Chi scrive le lettere di Doestoevskij?
Non vi riveleremo chi è serial kiler, ma a scrivere materialmente le lettere sono stati, ovviamente, sempre i fratelli D'Innocenzo. Come hanno trovato lo stile di scrittura? Come è cambiato con la definizione del personaggio? Damiano: "Quella delle lettere è una voce che ci è subito giunta come precisa. Siamo grandi divoratori di lettere e di scambi epistolari. Ricordo i diari di Guido Morselli, quelli di John Fante, che si scambiava con la madre. Kafka. Io e Fabio siamo grandi scrittori di mail: ci piace tantissimo conoscere le persone attraverso la forma epistolare, chiaramente moderna. Non ho mai messo un francobollo in vita mia, anche perché è molto dispendioso! Però quella voce lì, la voce di Dostoevskij, è giunta in maniera immediata. Quasi immeritatamente immediata. È arrivata. Quelli sono doni che, quando capitano, diventano il fortino del racconto".
Ci sarà una seconda stagione di Dostoevskij?

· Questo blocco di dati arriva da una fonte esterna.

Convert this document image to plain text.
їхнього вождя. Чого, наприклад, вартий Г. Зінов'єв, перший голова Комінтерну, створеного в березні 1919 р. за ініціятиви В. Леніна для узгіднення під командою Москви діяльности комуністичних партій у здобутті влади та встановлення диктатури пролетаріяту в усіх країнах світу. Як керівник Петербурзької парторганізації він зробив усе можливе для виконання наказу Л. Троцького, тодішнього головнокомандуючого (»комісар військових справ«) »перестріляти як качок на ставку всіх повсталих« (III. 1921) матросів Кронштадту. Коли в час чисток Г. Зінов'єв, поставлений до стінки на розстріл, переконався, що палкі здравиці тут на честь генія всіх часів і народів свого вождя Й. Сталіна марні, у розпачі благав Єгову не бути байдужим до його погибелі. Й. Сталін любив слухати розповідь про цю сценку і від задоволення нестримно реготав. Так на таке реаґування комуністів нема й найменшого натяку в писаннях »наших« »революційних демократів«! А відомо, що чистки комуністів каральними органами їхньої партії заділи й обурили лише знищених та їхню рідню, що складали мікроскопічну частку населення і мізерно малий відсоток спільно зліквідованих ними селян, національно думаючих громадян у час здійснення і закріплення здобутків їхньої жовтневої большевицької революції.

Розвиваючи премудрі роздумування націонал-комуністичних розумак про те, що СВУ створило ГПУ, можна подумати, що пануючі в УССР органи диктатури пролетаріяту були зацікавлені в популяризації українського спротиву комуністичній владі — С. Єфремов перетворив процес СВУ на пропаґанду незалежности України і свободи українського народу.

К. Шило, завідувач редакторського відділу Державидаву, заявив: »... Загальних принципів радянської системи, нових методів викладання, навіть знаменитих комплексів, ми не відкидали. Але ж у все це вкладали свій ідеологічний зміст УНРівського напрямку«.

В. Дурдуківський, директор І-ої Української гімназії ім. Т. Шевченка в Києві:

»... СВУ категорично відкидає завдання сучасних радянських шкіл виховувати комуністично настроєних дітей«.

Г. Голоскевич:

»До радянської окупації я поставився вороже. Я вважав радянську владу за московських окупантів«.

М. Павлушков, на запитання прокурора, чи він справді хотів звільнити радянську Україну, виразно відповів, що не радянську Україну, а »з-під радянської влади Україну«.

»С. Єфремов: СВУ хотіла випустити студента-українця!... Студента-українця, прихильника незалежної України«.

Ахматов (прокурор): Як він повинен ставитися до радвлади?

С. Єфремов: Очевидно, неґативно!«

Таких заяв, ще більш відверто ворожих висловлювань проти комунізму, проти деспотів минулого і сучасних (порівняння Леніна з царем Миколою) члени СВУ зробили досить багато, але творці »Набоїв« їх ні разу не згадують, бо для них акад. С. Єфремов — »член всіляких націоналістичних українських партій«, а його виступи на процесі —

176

Senza fare spoiler, diciamo che, visto il finale di Dostoevskij, si potrebbe continuare a raccontare questa storia. Ma la vera domanda è: ai D'Innocenzo piacerebbe fare una seconda stagione di Dostoevskij? Fabio: "Assolutamente sì. Ci sono tante cose che abbiamo messo sul tavolo. Chi vedrà il film per intero capirà che c'è proprio un trampolino che quasi chiede di fare un tuffo verso il prosieguo della storia. Non so se lo faremo adesso. Non so se lo faremo mai. Non è necessariamente qualcosa che dipende esclusivamente da noi. Però è un mondo che ci è piaciuto abitare, un mondo che secondo me è promettente e ha ancora qualcosa di inesplorato. Di sicuro, casomai dovessimo fare una seconda stagione di Dostoevskij, la faremmo esclusivamente se il tono potesse cambiare radicalmente. Quindi una nuova prima stagione".